She’s 81 years old and this is her third evacuation.
My grandma Liudmyla was born in Donetsk in 1940. In 1941, during World War II, she was evacuated to Kursk Oblast and caught pneumonia on the way. There was inflammation and then surgery. Since then, she has lived all her life missing part of the most important respiratory organ.
In 2017, when my parents finally managed to persuade her to leave the occupied city where she had lived all her life, we brought her to Kyiv. Well, if you can call it persuasion: she started getting lost, didn’t always take calls, and we had no relatives left in Donetsk, other than the graves of our ancestors.
2022. We spent 8 days in the Kriukiv area. We stayed there despite the shelling and missiles showering down. Finally, when shells began to land on neighboring houses, we had to leave again. She took only one icon with her and held it tightly on her lap for the entire 10-hour trip from Kyiv to Vinnytsia.
At night, she forgets her way to the bathroom in a one-room apartment, because this place is unfamiliar. So she sits there until one of us wakes up and takes her back to bed.
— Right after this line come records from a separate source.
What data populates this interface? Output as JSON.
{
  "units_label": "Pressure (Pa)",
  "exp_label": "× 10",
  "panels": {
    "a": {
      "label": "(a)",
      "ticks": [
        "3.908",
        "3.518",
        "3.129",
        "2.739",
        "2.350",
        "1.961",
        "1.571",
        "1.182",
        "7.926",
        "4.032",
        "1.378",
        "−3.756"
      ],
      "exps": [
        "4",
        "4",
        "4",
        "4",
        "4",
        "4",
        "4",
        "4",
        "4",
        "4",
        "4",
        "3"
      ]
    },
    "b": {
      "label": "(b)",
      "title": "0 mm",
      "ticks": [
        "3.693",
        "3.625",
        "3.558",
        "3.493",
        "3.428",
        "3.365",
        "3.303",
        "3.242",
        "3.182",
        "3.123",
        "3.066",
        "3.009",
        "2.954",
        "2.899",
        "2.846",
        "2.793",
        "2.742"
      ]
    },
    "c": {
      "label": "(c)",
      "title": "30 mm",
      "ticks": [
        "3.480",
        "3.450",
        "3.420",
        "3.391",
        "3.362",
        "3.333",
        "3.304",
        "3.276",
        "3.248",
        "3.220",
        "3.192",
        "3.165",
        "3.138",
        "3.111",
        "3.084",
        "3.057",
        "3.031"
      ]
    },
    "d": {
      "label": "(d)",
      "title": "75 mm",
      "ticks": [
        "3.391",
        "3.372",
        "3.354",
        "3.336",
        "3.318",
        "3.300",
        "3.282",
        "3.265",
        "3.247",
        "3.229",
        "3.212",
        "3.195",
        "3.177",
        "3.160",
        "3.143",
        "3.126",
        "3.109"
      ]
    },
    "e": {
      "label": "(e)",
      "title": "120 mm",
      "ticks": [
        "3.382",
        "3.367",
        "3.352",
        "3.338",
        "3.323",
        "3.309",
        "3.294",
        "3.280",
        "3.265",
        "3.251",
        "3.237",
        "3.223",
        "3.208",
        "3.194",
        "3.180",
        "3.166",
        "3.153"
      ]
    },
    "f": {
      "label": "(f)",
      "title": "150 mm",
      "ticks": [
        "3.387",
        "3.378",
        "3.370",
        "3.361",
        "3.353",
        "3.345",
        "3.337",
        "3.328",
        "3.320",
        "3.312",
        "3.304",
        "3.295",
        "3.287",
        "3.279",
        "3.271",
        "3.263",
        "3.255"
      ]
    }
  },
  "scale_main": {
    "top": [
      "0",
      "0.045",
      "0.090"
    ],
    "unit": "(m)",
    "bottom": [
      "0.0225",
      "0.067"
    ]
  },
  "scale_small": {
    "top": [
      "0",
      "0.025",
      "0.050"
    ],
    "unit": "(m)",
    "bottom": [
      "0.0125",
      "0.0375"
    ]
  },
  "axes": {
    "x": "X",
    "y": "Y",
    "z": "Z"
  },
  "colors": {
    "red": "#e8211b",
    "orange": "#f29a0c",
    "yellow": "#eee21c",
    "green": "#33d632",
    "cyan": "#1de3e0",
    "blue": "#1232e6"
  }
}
In the morning, she asks where are we and what are we doing here. The bomb blasts seem to have faded from her fragile memory, and she is getting used to the constant sound of sirens.
For the past 17 days, my grandma’s sister Svetlana, born during their first evacuation, has been living in the stairwell of a high-rise building not far from the Kharkiv Tractor plant. She is partly paralyzed, can’t walk, and suffers from a serious illness. The other day she celebrated her 80th birthday in that stairwell. Her daughter takes care of her. They will not leave Kharkiv: the city has become a part of their bodies; it flows through their veins.
If they start bombing Vinnytsia as well, I don’t know how my grandma will survive yet another evacuation. I also don’t know where we will go next.
Has anyone ever taken away your home? Twice?